Mutual Fund Questions IRS
Publication 564 Mutual Fund Distributions should help you wade through the reporting requirements for funds owned outside a tax-deferred account. (For funds you own within an IRA or, say, 401(k), relax. Generally there's no reporting required.) Pub 564 comes with a fill-in chart to help you figure out the distributions you received from the fund that must be declared. Once again, the Web-based
version might let you find what you need faster.

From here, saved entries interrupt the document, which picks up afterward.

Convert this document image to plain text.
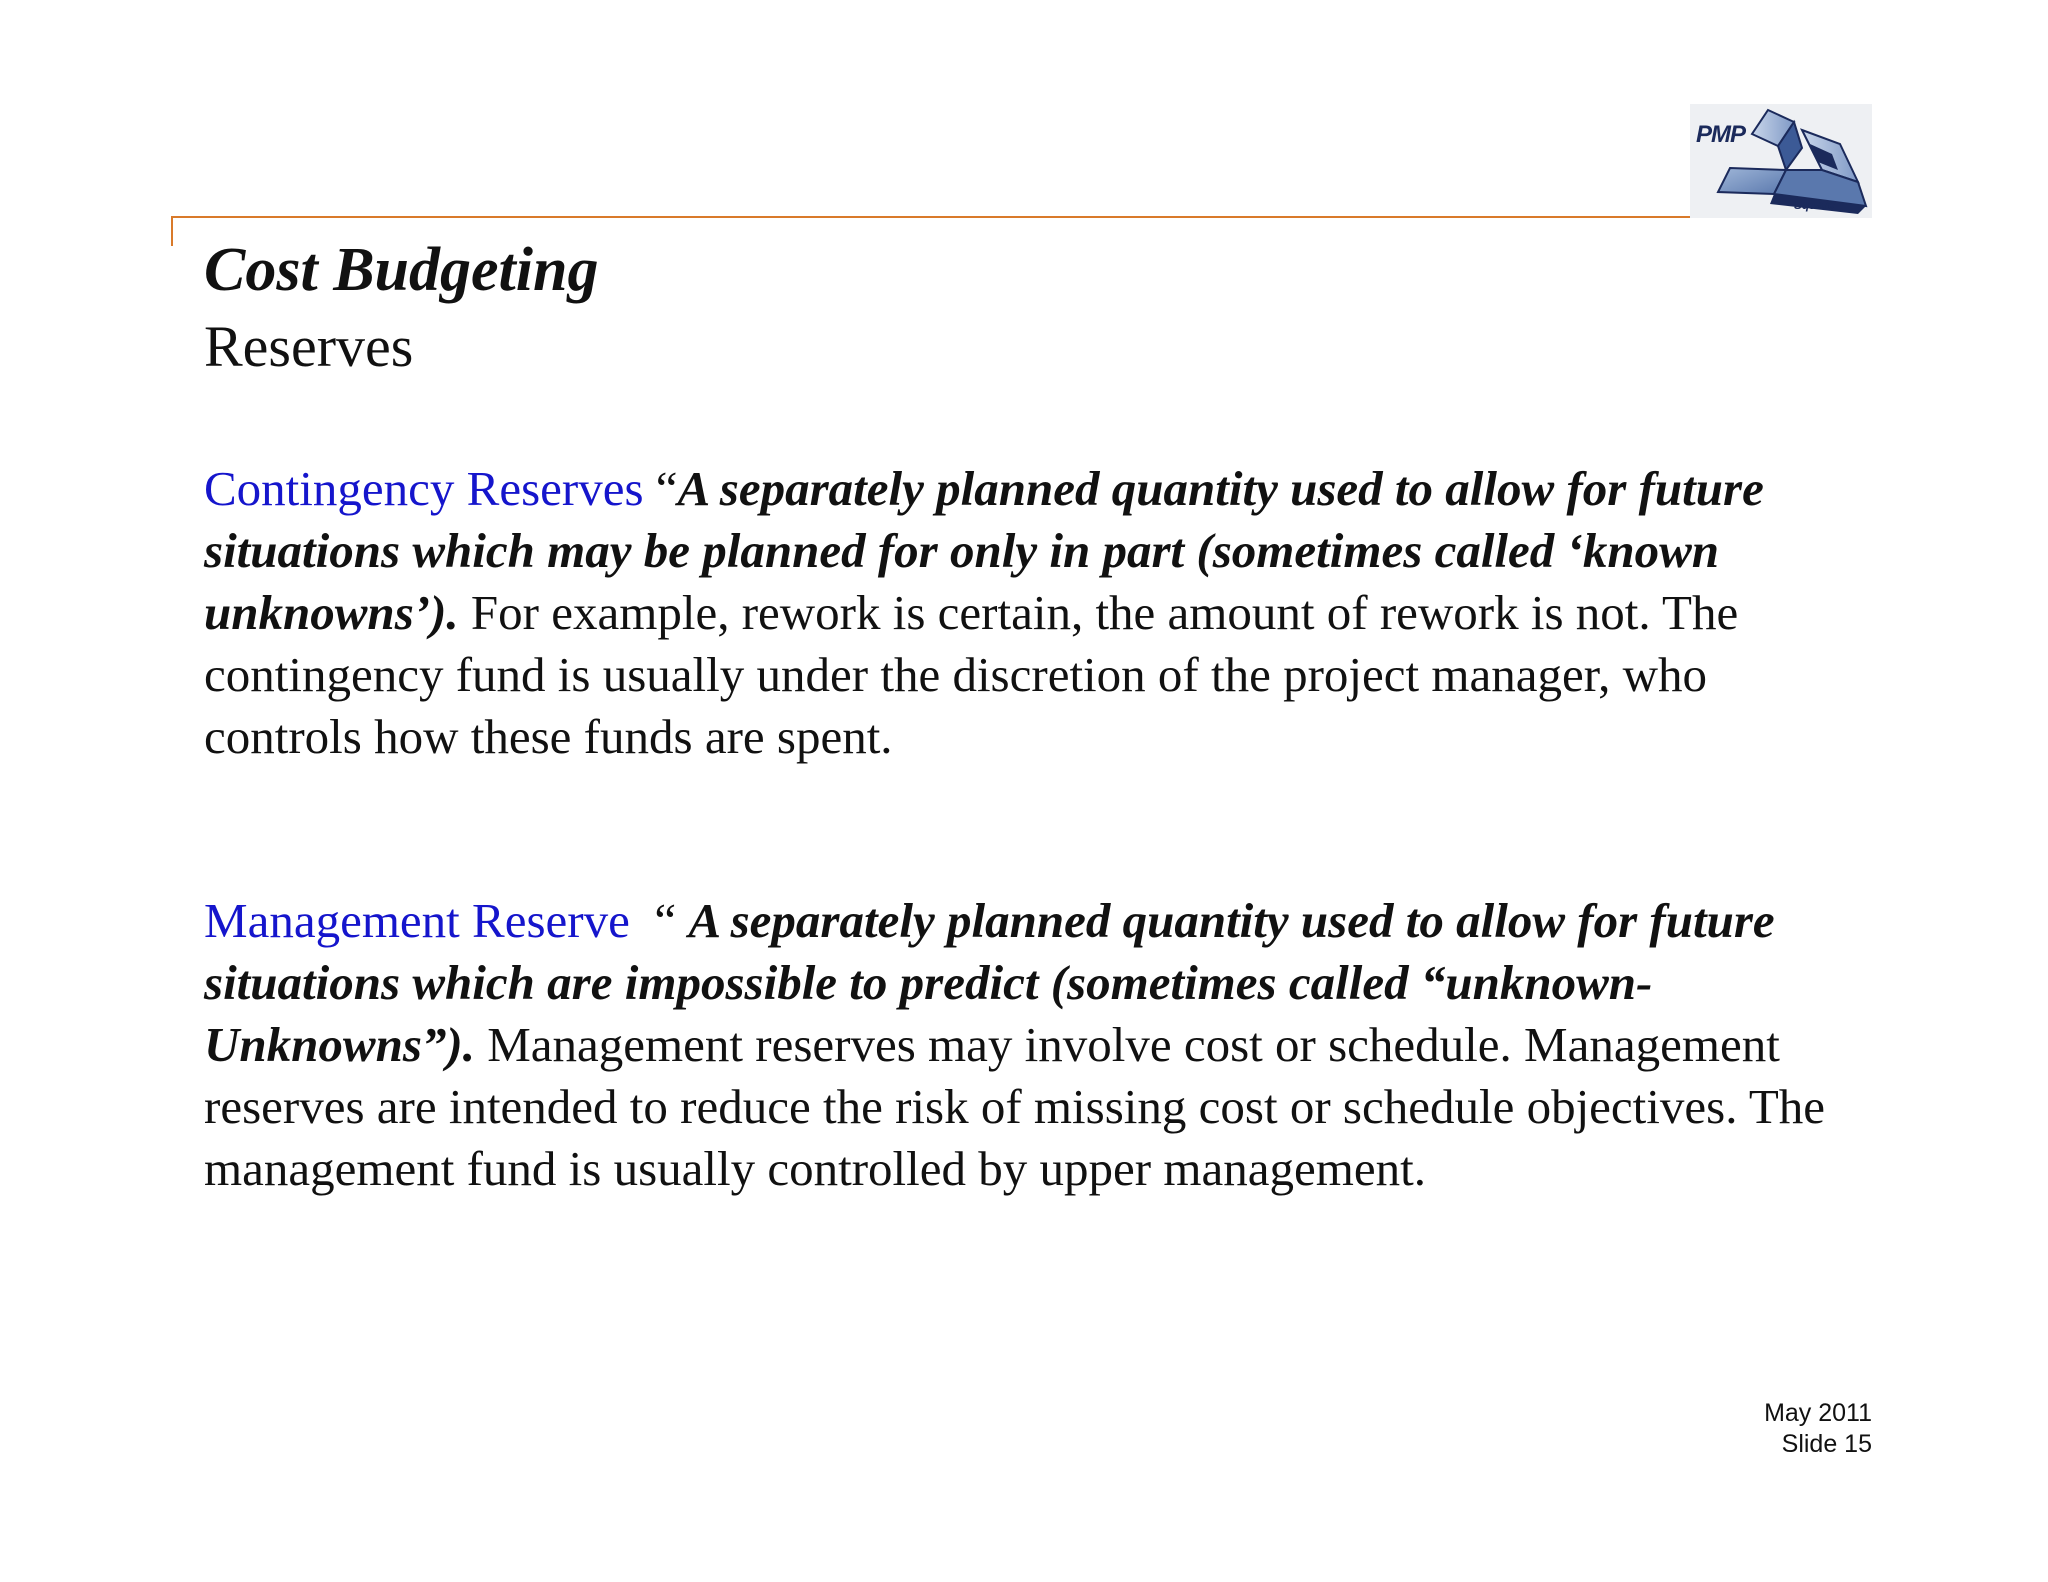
PMP
Square
Cost Budgeting
Reserves
Contingency Reserves “A separately planned quantity used to allow for future situations which may be planned for only in part (sometimes called ‘known unknowns’). For example, rework is certain, the amount of rework is not. The contingency fund is usually under the discretion of the project manager, who controls how these funds are spent.
Management Reserve  “ A separately planned quantity used to allow for future situations which are impossible to predict (sometimes called “unknown-Unknowns”). Management reserves may involve cost or schedule. Management reserves are intended to reduce the risk of missing cost or schedule objectives. The management fund is usually controlled by upper management.
May 2011
Slide 15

Tax Sites for Active Investors
Alas, the tax questions most active investors face are a lot tougher than determining your cost basis in a mutual fund. How, for instance, do you deduct losses from covered call (glossary) sales when the call was repurchased and rolled out to a LEAP that expires next January? What you probably need most, given this late date, is a general understanding of the relevant regs. That way you can at least rough out your return for your accountant to polish later.
TheStreet.com's
Tax Center is your starting point.
TSC Senior Writer Tracy Byrnes' articles cover everything from
home office deductions to the IRS rules governing
index options trades. Byrnes has also covered the little-loved wash-sale rule. (Scroll to the middle of
this page for a complete list of her articles on wash sales.) That rule generally prevents investors from deducting losses on stock they've sold if they repurchase the same security or a similar one within a specified time period. For a good background explanation on wash sales go to
Fairmark Press's Tax Guide for Investors. For Advanced Users Only
Think of these last two links as nuclear weapons. In a dire emergency they stand ready. Just pray you never have to use them.
First there's the
U.S. House of Representatives' search engine to the entire
U.S. Code, which, of course, includes the
U.S. Tax Code. The search engine is set up to look for words appearing close together, which is the normal way search engines like
Yahoo! find information. If you're planning to refile your taxes from a prior year, you can search past versions of the code for a read on the applicable laws at that time.
This
final link definitely falls under the abandon-hope-all-ye-who-enter category. It takes you to a complete list of IRS weekly bulletins going back to 1996. These bulletins contain IRS rulings that relate to the interpretation and enforcement of tax code provisions, along with proposed changes in specific regulations. Bulletins run anywhere from 60 to 130 pages or more. However, being pdf files, they are individually searchable. Happy hunting.
My Favorite Link
My favorite tax link on the Web is a
search page on the IRS site telling me that the government still owes refund checks to thousands of Americans. The IRS kindly provides a
link to help you track down refunds you haven't received.
Turns out, they don't owe me a dime.